| |
| qstat |
Show ALL jobs - mine and everyone else |
| qstat -n |
Show all jobs and, if the job(s) are running, the nodes used. |
| qstat -u <netid> |
Show all jobs, including the nodes used, for the user identified by
netid |
| qstat -s <job_id> |
Show if the job identified by job_id is running; if not running, the
reason |
| qstat -f <job_id> |
Show detailed information about the job identified by job_id |
Example 1:
qstat
Explanation
Show the status of ALL jobs.
Sample output:
Job id Name User Time Use S Queue
---------------- ---------------- ---------------- -------- - -----
20836.argo-new matgen3 jsmith 952:2 R batch
21026.argo-new sicl22_1.p jsmith 185:4 R batch
24779.argo-new sic123_1.p jsmith 0 Q batch
2627.argo-new runtest homa1 167:50:5 R batch
2628.argo-new runtest homa1 167:48:4 R batch
Four of the five jobs are running - those with the R (highlighted in red) in the
second to last column (the (S)tatus column).
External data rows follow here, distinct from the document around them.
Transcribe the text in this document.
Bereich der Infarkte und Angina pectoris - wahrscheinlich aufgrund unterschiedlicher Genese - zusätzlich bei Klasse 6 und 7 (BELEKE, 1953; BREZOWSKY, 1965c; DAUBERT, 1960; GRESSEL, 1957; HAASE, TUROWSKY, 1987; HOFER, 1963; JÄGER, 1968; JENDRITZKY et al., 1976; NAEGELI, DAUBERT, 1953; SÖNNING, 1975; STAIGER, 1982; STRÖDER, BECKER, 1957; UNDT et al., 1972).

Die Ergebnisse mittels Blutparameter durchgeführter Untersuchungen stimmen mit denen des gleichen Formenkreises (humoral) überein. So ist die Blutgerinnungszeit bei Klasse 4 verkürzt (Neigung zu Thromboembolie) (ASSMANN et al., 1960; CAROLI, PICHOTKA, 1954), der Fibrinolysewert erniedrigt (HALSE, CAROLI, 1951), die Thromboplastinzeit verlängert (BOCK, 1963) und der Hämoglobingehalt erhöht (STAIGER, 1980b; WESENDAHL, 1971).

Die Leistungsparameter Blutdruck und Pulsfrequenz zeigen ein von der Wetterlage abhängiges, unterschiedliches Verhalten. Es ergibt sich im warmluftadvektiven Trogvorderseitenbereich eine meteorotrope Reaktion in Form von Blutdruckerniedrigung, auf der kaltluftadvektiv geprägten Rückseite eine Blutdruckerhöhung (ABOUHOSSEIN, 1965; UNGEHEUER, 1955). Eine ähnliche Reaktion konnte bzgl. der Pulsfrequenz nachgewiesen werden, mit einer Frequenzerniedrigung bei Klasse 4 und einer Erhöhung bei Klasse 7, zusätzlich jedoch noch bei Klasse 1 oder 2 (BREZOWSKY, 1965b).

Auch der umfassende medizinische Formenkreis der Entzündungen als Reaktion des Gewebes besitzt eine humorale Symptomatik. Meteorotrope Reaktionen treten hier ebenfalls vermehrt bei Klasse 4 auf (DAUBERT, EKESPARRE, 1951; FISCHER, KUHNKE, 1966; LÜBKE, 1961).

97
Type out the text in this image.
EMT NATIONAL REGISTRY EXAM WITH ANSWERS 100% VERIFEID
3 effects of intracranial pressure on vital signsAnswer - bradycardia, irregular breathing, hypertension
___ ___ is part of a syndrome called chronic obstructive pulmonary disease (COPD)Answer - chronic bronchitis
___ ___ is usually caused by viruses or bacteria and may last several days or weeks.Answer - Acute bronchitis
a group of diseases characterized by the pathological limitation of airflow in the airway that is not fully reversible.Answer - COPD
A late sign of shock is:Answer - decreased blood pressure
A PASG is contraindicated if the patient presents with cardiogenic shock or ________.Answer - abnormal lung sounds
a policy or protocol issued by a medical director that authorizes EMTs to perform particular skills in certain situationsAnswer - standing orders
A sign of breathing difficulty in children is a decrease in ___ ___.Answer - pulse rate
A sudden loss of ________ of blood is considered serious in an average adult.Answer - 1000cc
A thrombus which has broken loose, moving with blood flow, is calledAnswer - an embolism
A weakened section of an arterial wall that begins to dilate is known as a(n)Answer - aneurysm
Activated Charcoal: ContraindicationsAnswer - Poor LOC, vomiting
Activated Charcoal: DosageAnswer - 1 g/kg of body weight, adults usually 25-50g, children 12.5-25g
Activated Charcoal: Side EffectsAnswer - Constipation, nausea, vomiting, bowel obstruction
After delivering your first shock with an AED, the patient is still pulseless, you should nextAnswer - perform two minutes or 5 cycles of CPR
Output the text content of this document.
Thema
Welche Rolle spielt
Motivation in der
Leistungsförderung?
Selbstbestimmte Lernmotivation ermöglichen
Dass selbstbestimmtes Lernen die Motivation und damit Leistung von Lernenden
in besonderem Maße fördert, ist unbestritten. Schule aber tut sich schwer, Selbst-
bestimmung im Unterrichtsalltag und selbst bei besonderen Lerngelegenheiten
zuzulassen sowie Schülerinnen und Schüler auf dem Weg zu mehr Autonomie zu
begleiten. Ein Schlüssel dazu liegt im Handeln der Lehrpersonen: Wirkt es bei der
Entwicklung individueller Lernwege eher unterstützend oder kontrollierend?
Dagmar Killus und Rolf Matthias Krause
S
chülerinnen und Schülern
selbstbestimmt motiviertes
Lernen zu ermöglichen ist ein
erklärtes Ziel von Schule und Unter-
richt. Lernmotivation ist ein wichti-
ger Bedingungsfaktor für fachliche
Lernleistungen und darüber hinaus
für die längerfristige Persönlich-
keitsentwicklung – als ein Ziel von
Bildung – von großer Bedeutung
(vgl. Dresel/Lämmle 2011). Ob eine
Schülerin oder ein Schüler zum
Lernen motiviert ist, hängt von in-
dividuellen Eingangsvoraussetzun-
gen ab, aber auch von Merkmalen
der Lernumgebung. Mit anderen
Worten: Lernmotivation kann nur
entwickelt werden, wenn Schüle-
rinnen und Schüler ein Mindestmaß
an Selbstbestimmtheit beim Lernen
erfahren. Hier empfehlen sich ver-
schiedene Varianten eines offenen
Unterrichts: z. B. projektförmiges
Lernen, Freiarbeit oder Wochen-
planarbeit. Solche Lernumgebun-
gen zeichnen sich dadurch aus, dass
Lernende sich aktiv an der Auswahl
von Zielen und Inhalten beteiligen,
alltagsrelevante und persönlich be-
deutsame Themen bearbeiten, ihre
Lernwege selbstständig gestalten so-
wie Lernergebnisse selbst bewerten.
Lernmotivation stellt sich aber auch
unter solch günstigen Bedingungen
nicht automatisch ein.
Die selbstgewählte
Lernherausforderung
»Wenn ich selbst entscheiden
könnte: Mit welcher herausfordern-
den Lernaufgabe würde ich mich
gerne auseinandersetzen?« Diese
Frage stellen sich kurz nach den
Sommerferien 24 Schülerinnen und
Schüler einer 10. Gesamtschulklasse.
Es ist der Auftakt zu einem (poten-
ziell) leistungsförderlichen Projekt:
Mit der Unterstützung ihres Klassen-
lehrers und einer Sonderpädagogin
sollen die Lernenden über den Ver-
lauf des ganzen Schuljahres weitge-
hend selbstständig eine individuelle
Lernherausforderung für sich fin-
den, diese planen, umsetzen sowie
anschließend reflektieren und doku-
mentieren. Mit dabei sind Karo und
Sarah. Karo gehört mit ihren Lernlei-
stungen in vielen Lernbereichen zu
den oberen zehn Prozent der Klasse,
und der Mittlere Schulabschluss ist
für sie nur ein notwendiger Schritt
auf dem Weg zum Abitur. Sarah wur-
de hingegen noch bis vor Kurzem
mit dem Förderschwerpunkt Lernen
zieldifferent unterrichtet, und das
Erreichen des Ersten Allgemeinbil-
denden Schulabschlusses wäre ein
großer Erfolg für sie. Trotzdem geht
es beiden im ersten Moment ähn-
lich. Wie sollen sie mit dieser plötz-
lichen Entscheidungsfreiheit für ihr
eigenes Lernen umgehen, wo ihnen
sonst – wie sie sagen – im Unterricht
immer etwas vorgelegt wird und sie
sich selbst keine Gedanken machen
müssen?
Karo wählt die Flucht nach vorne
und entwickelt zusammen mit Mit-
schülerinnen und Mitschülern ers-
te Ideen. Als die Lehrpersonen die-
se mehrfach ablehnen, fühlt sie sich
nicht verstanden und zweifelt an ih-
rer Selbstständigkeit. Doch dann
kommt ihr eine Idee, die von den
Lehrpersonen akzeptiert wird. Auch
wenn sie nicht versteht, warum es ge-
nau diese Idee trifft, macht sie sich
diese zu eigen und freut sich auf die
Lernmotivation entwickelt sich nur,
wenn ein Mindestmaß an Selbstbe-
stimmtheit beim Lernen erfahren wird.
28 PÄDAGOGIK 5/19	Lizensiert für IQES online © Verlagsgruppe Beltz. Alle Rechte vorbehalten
The remaining job, the one on line three of the
output, is queued, so indicated by the letter Q in the status column.
Example 2:
qstat -n
Explanation
Show the status of ALL jobs and, for the running ones, the nodes used.
Sample output:
Req'd Req'd Elap
Job ID Username Queue Jobname SessID NDS TSK Memory Time S Time
--------------- -------- -------- ---------- ------ --- --- ------ ----- - -----
20836.argo-new jsmith batch matgen3 5702 1 -- -- 336:0 R 952:2
argo2-3/0
21026.argo-new jsmith batch sicl22_1.p -- 4 -- -- 336:0 R 185:4
argo8-1/0+argo8-2/0+argo8-3/0+argo8-4/0
24779.argo-new jsmith batch sic123_1.p 0 Q
2627.argo-new.c homa1 batch runtest 24749 1 -- -- 336:0 R 167:5
argo15-1/0
2628.argo-new.c homa1 batch runtest 19751 1 -- -- 336:0 R 167:5
argo15-2/0
Four of the five jobs are running - those with the R (highlighted in red) in the
(S)tatus column. The nodes used for each running job are shown in the next line. The other job, 24779, is queued and
consequently has no nodes assigned (no second line).
The following table briefly discusses each of the eleven fields in the qstat -n output for a
running job:
| Field |
What it means. |
| 20836.argo.cc.u |
Job id. Disregard the argo-new |
| jsmith |
Owner of the job |
| batch |
Queue |
| matgen3 |
Name of the job |
| 5702 |
Session id. Some jobs will not have a session id. |
| 1 |
Number of nodes used. The particular nodes are identified in the following line |
| -- |
Disregard |
| -- |
Disregard |
| -- |
Disregard |
| R |
Job status. R: running Q: queued. E: exiting after run |
| 952:2 |
Elapsed time |
The second line in the example contains two fields:
| Field |
What it means. |
| argo2-3 |
The name of the node used. The number of node names matches
the entry in field six of line one. Multiple node names are separated
by plus signs. |
| 0 |
Identifier of the job on the node. The first job is given
identifier zero. If a second job begins execution while the first job
is still running, the second job is given the identifer one. |
Example 3:
qstat -u <netid>
For example: qstat -u jsmith
Explanation
Shows all jobs for user jsmith. Replace the jsmith with your netid.
Sample output:
Req'd Req'd Elap
Job ID Username Queue Jobname SessID NDS TSK Memory Time S Time
--------------- -------- -------- ---------- ------ --- --- ------ ----- - -----
20836.argo-new. jsmith batch matgen3 -- 1 -- -- 336:0 R 149:1
21026.argo-new jsmith batch sick122_1.p -- 4 -- -- 336:0 R 63:35
24779.argo-new jsmith2 batch sick123_1.p 0 Q
Example 4:
qstat -s <job_id>
For example: qstat -s 20836
Explanation
Show if job 20836 is running. If not, then the reason it is not running
is given.
If the job status field in example one, line one, field six, is the letter
R (for running), then display, among other information, when the job was started.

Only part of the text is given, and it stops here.